Israele ha deciso di rispondere all'attacco iraniano dello scorso sabato e lo ha fatto colpendo Isfahan, città dall'inestimabile valore storico e culturale, diventata negli ultimi anni uno dei principali teatri di contesa nel Medio Oriente.
I precedenti
Isfahan è considerato un polo fondamentale non solo per la sua capacità di ospitare basi aeree e nucleari iraniane, ma anche come simbolo dell'avanzamento tecnologico del paese. Gli attacchi, quindi, possono avere scopi sia pratici che simbolici, minando la sicurezza interna e dimostrando la vulnerabilità di Teheran. Tornando indietro al novembre 2011, Isfahan è stato teatro di esplosioni, ufficialmente motivate come semplici esercitazioni militari, mentre voci non confermate hanno parlato di veri e propri attacchi a strutture sensibili. La totale incertezza è stata alimentata da altri “incidenti”, inclusi un incendio nel 2020 in una centrale elettrica e un grande rogo nel 2021, che ha colpito un impianto utilizzato per la produzione di droni e munizioni.
I separatisti interni
Il 28 luglio 2022 sono state arrestate presunte spie del Mossad, identificate come separatisti curdi: da qui è nata l'ipotesi di un sostegno a Israele da parte di elementi dissidenti interni all'Iran. Questa accusa è stata rinnovata in occasione di un episodio simile, il 14 ottobre dello stesso anno, quando sono stati arrestati altri sospetti oppositori interni, legati al Kurdistan, accusati di sabotaggi e progettazione di attentati.

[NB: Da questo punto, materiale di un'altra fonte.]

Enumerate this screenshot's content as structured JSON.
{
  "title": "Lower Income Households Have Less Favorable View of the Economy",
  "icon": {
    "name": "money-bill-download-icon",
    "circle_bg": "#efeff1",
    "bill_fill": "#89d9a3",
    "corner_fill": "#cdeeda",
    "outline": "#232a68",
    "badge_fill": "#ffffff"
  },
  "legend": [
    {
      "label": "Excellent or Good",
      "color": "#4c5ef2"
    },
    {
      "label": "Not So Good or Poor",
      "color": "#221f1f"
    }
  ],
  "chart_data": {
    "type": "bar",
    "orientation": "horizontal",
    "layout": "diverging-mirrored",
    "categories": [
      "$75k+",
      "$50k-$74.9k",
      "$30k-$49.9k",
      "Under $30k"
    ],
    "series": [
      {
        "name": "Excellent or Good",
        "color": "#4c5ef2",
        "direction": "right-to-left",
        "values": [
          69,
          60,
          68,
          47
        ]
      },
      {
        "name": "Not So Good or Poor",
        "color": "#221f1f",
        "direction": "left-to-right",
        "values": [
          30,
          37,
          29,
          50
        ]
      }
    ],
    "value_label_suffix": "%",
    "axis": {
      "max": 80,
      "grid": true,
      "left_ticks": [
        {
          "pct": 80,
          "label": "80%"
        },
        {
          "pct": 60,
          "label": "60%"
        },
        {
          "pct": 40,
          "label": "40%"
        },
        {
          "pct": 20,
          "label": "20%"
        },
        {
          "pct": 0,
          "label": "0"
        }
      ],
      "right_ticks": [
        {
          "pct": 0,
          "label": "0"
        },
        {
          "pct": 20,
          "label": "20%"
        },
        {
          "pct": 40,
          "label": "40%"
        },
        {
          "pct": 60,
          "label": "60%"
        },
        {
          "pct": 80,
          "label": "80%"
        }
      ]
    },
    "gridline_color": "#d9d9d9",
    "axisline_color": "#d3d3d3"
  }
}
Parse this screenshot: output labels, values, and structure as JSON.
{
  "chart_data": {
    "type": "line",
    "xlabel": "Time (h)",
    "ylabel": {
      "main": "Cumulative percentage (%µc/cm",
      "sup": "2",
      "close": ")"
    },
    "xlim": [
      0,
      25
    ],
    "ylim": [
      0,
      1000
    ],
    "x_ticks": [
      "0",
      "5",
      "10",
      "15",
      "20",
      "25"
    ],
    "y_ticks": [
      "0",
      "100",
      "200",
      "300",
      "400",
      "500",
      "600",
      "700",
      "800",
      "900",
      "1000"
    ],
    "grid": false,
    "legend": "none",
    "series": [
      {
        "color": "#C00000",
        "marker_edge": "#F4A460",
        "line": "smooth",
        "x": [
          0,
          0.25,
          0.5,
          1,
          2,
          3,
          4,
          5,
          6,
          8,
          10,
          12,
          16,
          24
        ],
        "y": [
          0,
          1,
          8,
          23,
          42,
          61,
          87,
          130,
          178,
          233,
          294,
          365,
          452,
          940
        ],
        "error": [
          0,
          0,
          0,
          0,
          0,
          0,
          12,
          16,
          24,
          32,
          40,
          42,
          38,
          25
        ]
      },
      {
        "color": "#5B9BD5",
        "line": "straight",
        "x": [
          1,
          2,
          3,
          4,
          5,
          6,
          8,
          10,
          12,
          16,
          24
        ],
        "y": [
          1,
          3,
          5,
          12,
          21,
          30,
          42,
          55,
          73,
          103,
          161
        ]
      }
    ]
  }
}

L'attacco di oggi (19 aprile)
Arriviamo a oggi, 19 aprile 2024. Israele decide di reagire all'attacco della scorsa settimana e lo fa proprio a Isfahan, sul cui territorio sono stati abbattuti tre droni. Anche in questo caso, non è da escludere il coinvolgimento di qualche elemento interno, qualcuno appartenente a una stessa cellula coinvolta in tutti gli strani “incidenti” e attacchi avvenuti a Isfahan. Le autorità iraniane sono a lavoro per verificare la possibile presenza di una rete interna predisposta a collaborare con con i nemici di Teheran, in questo caso proprio con Israele. È addirittura possibile che l'attacco sia partito da dentro l'Iran, dal momento che i radar non hanno segnalato alcun ingresso sospetto nello spazio aereo iraniano: se questo scenario dovesse essere confermato, gli oppositori interni sarebbero più che dei semplici fiancheggiatori, ma potrebbero essere i veri esecutori materiali dell'invio di droni.